— Ой!
Под ноги Охнарь не глядел и в кровь сбил палец о камень. Он со злостью запрыгал на одной ноге. Может, все-таки вернуться и запустить этим «сухарем» в Юсуфа? А до чего, между прочим, проклятый камень на картошку похож. И вдруг Охнарь покраснел так, что невольно оглянулся: не видел ли кто? Он вспомнил обед на прошлой неделе. На второе колонистам сварили молодую картошку со своего огорода. Она лежала на тарелках, розовая, крупная, и пахуче дымилась, обильно сдобренная сметаной. Вдобавок к ней подали по куску говядины. Дружно работали вилки, челюсти. Все ели и хвалили.
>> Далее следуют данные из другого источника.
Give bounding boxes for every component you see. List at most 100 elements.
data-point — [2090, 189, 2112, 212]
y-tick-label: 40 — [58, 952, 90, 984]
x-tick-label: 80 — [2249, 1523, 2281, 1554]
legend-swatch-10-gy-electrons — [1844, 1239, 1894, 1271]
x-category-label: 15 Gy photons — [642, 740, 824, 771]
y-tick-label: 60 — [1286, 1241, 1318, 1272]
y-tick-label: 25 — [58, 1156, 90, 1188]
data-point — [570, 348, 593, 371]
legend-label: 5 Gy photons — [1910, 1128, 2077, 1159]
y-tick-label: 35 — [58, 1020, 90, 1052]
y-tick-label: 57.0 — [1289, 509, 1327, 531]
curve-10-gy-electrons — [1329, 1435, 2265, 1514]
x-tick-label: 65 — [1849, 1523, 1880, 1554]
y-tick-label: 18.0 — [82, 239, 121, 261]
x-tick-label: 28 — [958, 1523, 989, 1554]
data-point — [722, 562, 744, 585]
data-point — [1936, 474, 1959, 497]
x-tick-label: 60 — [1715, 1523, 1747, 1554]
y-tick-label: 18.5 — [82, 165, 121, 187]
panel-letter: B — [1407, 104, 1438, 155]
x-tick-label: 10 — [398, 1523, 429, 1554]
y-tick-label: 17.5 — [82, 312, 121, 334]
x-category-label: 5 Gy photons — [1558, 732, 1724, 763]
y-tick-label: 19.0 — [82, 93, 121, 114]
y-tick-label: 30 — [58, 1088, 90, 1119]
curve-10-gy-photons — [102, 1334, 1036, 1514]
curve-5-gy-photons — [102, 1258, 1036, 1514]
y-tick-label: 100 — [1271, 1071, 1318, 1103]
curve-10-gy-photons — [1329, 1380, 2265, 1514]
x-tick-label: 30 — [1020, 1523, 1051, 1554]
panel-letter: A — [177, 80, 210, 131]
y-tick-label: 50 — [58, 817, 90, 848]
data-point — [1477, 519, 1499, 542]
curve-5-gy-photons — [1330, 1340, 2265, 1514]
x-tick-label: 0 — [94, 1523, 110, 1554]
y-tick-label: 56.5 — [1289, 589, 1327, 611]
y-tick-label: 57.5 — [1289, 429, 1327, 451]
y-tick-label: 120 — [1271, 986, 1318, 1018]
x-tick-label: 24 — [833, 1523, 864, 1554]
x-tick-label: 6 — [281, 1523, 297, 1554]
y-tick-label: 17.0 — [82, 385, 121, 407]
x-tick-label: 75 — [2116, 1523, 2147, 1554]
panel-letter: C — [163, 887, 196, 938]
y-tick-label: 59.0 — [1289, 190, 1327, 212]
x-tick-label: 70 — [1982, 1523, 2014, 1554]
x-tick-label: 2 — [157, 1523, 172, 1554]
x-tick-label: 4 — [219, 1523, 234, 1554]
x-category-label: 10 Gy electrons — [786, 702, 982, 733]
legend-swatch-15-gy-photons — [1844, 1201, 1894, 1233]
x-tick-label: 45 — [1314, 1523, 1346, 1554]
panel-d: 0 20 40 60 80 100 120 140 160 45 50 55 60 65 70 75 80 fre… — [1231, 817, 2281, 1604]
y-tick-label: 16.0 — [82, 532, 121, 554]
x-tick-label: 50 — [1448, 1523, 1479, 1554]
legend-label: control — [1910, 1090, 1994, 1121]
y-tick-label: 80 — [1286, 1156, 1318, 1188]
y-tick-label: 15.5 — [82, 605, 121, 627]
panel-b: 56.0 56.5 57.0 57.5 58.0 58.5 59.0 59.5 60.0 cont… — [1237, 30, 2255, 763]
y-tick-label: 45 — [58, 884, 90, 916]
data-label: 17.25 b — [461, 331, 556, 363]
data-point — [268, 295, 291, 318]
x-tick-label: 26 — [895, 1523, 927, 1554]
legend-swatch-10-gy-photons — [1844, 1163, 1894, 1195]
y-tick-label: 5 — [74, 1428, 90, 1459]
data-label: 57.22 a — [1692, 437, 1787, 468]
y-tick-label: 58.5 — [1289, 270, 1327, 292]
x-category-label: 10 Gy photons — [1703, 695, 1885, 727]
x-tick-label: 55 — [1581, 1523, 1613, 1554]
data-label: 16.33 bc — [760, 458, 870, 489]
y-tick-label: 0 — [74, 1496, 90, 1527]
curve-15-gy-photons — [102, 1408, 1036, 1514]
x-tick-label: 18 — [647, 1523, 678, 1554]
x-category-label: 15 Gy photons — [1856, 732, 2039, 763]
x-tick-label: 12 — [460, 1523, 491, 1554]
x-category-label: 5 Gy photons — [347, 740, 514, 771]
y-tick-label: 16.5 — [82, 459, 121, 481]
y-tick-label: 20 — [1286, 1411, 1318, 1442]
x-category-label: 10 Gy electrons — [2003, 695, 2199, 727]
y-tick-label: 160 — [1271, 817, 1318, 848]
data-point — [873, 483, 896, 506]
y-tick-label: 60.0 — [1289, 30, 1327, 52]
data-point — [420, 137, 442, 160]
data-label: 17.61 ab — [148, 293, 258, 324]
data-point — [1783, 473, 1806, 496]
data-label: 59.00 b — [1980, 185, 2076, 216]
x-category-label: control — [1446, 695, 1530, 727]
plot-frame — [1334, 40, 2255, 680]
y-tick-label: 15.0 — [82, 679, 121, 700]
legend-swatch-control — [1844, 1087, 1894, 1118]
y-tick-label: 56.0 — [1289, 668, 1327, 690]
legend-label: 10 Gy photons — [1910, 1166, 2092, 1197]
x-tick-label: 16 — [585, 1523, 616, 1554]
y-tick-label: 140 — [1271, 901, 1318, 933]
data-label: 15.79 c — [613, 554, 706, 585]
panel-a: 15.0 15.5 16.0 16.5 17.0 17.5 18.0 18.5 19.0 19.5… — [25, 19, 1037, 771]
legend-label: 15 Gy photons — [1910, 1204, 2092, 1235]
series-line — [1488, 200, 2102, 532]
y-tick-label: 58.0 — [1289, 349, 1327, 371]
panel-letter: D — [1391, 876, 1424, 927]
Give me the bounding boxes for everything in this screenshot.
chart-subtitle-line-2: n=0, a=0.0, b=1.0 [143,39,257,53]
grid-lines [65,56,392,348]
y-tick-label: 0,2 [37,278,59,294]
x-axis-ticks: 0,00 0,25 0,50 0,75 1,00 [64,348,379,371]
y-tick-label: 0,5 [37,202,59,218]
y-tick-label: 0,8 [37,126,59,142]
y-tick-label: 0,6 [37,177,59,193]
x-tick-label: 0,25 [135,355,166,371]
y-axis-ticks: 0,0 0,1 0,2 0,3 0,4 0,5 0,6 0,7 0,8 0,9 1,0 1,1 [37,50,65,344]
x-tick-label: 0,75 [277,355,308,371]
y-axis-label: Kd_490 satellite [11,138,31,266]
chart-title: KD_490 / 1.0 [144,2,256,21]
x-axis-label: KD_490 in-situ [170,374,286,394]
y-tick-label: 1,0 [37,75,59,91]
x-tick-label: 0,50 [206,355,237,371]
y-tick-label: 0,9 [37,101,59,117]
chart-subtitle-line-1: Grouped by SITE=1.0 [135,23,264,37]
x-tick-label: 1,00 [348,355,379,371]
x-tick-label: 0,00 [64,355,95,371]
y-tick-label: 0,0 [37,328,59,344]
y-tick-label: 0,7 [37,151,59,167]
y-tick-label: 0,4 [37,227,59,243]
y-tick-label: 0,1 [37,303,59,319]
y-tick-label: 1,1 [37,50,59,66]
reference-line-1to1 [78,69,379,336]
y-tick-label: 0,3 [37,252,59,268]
Охнарь с полным ртом тоже смеялся и затянул на своем конце с ребятами:
Владек, сидевший по правую руку от Охнаря, насмешливо бросил ему:
— Вкусно?
— Знатно!
— Оно и видно: ловко справляешься. А рука не болит ложкой махать?
За столом засмеялись.
Сперва Охнарь не понял. Потом вспомнил, как отказывался окучивать эту самую картошку, копать ее, как вообще часто ленился. Уши его вспыхнули. Вгорячах он хотел ударить Владека, и… кулак его нерешительно разжался. Большой палец Владековой руки был завязан грязным обзелененным бинтом с проступившим пятном засохшей крови. Заремба разрезал палец стеклом, когда выбирал из земли вырытую картошку.
Охнарь тут же за столом мысленно хмыкнул: «А, плевать!» Но аппетит уже пропал.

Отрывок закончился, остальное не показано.